How does this happen?
Passing down the faith from one generation to the next is part of the father-son adventure. This happens through words and actions. It’s easy to focus solely on the words, to tell sons what Christians believe. This is important but perhaps more important than passing down the words is that fathers show their sons what they believe, passing down the actions, being the example. When fathers exemplify a living model of faith, their sons will take notice.
Fathers are an example of the faith to their sons and the father’s example impacts the son with or without the father’s intention. It’s important that fathers model a living faith and not simply hand down a system of ethics or principles to their sons. Observing the father is a part of a son’s transition into manhood. It is part of the son’s role in the father-son adventure even if he is unaware of this. Without a living example of faith, sons may begin to believe that the Christian faith is nothing more that a set of principles, rather than a living relationship with Jesus. Sure, ethics and principles are a part of the game but fathers need to be these things not just tell their sons about them.
If sons do not see faith modeled as an authentic relationship with the Savior, they will likely grow tired of trying to keep regulations or uphold a system of ethics they do not believe in or have context for. The son must see his father living an authentic manhood.
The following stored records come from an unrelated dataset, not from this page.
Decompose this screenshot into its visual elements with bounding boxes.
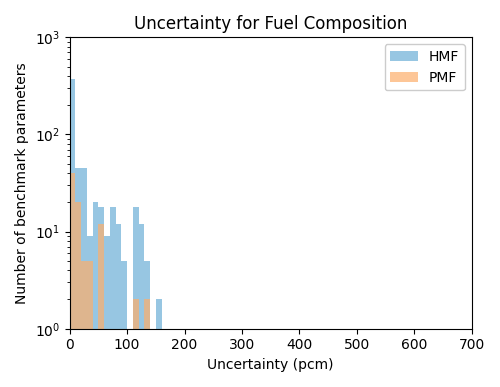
- Bar: [70, 79, 75, 387]
- Bar: [87, 261, 92, 387]
- Bar: [92, 202, 98, 387]
- Bar: [81, 168, 87, 387]
- Bar: [127, 329, 133, 387]
- Bar: [81, 261, 87, 387]
- Y-axis label: Number of benchmark parameters: Number of benchmark parameters: [15, 62, 29, 304]
- Bar: [98, 207, 104, 387]
- Bar: [144, 300, 150, 387]
- Bar: [133, 300, 138, 387]
- Bar: [87, 236, 92, 387]
- Bar: [104, 236, 110, 387]
- Bar: [156, 300, 162, 387]
- X-axis label: Uncertainty (pcm): Uncertainty (pcm): [208, 358, 334, 372]
- Bar: [116, 224, 121, 387]
- Legend: HMF, PMF: HMF, PMF: [384, 44, 465, 90]
- Bar: [122, 261, 127, 387]
- Bar: [110, 207, 116, 387]
- Bar: [144, 261, 150, 387]
- Bar: [133, 207, 138, 387]
- Bar: [138, 224, 144, 387]
- Bar: [76, 168, 81, 387]
- Bar: [70, 173, 75, 387]
- Title: Uncertainty for Fuel Composition: Uncertainty for Fuel Composition: [134, 15, 407, 33]
- Bar: [76, 202, 81, 387]
- Bar: [98, 224, 104, 387]
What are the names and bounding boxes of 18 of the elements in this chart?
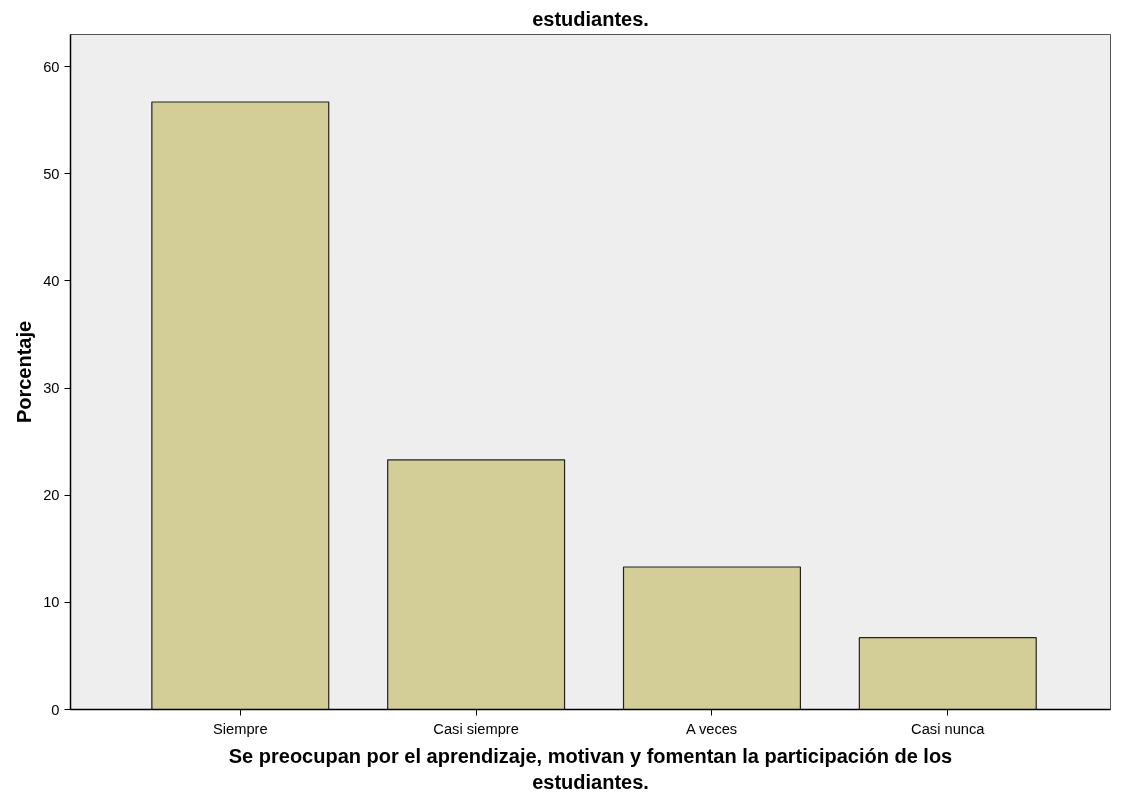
- y-tick-label: 0: [51, 701, 60, 718]
- y-axis-title: Porcentaje: [13, 320, 36, 424]
- y-tick-label: 10: [43, 594, 60, 611]
- bar: [387, 459, 566, 710]
- y-tick-label: 50: [43, 165, 60, 182]
- chart-title: estudiantes.: [532, 7, 649, 30]
- x-tick-label: Casi siempre: [433, 720, 519, 737]
- y-tick-label: 20: [43, 487, 60, 504]
- bar: [622, 566, 801, 710]
- x-tick-label: Siempre: [213, 720, 268, 737]
- y-tick-label: 30: [43, 380, 60, 397]
- x-tick-label: Casi nunca: [911, 720, 986, 737]
- bar: [151, 101, 330, 710]
- bar: [858, 637, 1037, 710]
- x-tick-label: A veces: [685, 720, 738, 737]
- y-tick-label: 40: [43, 272, 60, 289]
- y-tick-label: 60: [43, 58, 60, 75]
- x-axis-title: Se preocupan por el aprendizaje, motivan y fomentan la participación de los estudiantes.: [228, 744, 953, 793]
This will give him the model to emulate as he begins his own journey of faith. Eventually, a son’s faith must become his own. When the son becomes an example for the next generation after him, the father-son-adventure cycle continues. At any rate, the father’s role is critical in this process.
How do fathers model an authentic faith for their sons?
Fathers do this by simply continuing on their path of faith, not because their sons are now watching them, but because men should be on their path regardless of whether or not they have sons. But having sons does change things. Where one was once a man living out his faith, now he is a father living out his faith. With a son watching, living an authentic faith is that much more critical because now it is an example to someone else.
Mike Haddorff, director of Christ in the Rockies, says that fathers sometimes get the idea that to model anything means to demonstrate perfection and that men do not generally want to model weakness. Haddorff references 2 Corinthians 12:9 and the Apostle Paul’s experience of power being perfected in weakness. “It is a marvelous discovery,” says Haddorff, “to finally come to the place where one realizes he no longer is required to ‘live up’ to a self-imposed standard, but rather ‘live out’ as a man simply trusting Christ for the rest.” Haddorff goes on to say that sons long to see their dads as they really are, not as the dads they think they ought to be.
What gets passed down?
In the long-term father-son adventure, if the father is living out his faith the son will see it. It’s not about being perfect. It’s about being authentic, being true. It’s the father’s example that gets passed down. Also, perhaps more importantly, the father’s love gets passed down, love no matter what the son chooses to believe. As an adult, the son will remember how the father loved him. And that is what makes the difference. Even if the father and son never agree on doctrine, love is what sticks and gets remembered in the end.